MCU movies normalized using extensive CGI special effects for almost every scene, rejecting practical effects and special effects makeup for green screens and motion capture. This has become Hollywood's new standard for production: It's easier and cheaper, but only because the visual effects artists used for these Marvel films are underpaid and overworked. In the process, Disney-owned Marvel Studios has become such a wealthy and powerful entity that it harms independent filmmakers whose original ideas are no longer considered viable. Should independent films find their way into theaters, their run dates are significantly shortened to keep MCU films playing longer.

A man wearing a costume of Din Djarin poses in front of a giant replica of the Razor Crest.

ILM's StageCraft and the rise of virtual production

The Star Wars franchise has long pushed technological advancements in film, thanks to George Lucas and special effects master John Dykstra, who led Industrial Light and Magic, the studio that pulled off the films' otherworldly characters and environments. Despite more than 40 years in the business, the company is still pushing the boundaries of modern technology to new heights with its newest creation, StageCraft, which it used for "The Mandalorian."

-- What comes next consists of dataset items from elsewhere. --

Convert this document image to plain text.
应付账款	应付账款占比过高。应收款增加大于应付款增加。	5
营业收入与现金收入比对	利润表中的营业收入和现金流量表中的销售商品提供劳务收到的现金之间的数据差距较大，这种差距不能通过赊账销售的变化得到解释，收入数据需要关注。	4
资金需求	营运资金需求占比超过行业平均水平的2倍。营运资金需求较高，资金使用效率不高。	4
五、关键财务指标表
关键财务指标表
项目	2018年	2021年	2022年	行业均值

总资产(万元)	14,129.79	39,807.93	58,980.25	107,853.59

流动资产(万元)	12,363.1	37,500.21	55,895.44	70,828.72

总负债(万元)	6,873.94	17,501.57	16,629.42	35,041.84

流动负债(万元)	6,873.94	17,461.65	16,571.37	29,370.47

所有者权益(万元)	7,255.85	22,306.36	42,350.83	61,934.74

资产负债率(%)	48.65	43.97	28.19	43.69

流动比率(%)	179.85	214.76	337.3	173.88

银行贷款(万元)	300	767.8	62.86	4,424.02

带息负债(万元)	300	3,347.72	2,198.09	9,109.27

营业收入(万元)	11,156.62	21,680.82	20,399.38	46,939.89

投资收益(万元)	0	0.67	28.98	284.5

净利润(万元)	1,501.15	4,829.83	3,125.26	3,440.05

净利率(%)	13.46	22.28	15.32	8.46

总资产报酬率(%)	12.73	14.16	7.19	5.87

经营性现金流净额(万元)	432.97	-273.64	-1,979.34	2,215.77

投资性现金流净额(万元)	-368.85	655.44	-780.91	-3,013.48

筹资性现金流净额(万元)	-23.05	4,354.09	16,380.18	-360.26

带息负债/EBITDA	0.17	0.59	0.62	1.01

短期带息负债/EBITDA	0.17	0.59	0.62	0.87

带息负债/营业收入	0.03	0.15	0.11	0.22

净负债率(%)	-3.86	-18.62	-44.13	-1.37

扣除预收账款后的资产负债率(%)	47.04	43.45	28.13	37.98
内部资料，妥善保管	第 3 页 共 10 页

"The Mandalorian" was Disney's first live-action Star Wars TV show, which was critically successful when it aired in 2019. Despite its success, audiences at the time were unaware of how impressive the show was. Using a traditional green screen would have presented a very specific problem for filming "The Mandalorian" as the protagonist is always seen in a full-body metal suit—it'd be incredibly difficult to mask all of the green reflections out and the reflections from the scene's landscape in.

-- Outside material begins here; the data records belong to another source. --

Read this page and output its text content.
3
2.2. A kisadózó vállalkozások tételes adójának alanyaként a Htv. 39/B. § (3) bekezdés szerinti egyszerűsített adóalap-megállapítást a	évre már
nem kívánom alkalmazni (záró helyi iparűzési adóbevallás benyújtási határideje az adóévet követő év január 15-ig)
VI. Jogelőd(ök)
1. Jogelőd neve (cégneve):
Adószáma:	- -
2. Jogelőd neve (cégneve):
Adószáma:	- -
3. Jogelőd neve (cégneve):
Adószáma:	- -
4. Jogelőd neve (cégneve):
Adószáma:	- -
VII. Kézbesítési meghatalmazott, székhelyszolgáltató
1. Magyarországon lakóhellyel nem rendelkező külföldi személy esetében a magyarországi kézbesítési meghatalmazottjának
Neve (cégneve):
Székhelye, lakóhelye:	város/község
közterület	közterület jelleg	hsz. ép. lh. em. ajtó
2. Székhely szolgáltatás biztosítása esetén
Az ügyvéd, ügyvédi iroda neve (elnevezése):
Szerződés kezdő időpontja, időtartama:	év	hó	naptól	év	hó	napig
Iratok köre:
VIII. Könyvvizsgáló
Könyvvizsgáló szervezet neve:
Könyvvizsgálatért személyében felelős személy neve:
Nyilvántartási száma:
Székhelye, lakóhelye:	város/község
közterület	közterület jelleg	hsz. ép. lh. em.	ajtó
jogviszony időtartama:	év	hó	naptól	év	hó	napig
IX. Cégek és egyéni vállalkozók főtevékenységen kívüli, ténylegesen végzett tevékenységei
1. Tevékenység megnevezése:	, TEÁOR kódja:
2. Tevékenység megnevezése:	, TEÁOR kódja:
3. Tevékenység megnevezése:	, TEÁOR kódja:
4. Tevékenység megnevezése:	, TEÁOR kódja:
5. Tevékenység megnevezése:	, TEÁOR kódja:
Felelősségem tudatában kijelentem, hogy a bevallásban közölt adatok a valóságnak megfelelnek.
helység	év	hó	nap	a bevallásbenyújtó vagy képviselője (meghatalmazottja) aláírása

Enter StageCraft, a massive circular wall of LED screens that utilize 3D technology to create a moving, interactive backdrop for scenes to play out in. Unlike traditional backdrops, Stagecraft's screens are linked via GPS to the camera. If the camera tilts left, the images on the screen's perspective shift left as if they were filming in a real location. ILM has since rolled out permanent and temporary virtual production stages, the latest located near its facility in Vancouver, British Columbia.

Meanwhile, more and more companies are looking to get into the action with virtual production explored in studios worldwide, including the U.K. and Canada. Despite these advances, the technology is still incredibly young and continues to be expensive, and the industry is challenged to find more viable solutions so studios can stay afloat and film lovers can continue to get their fix of fantastical worlds and action-packed scenes.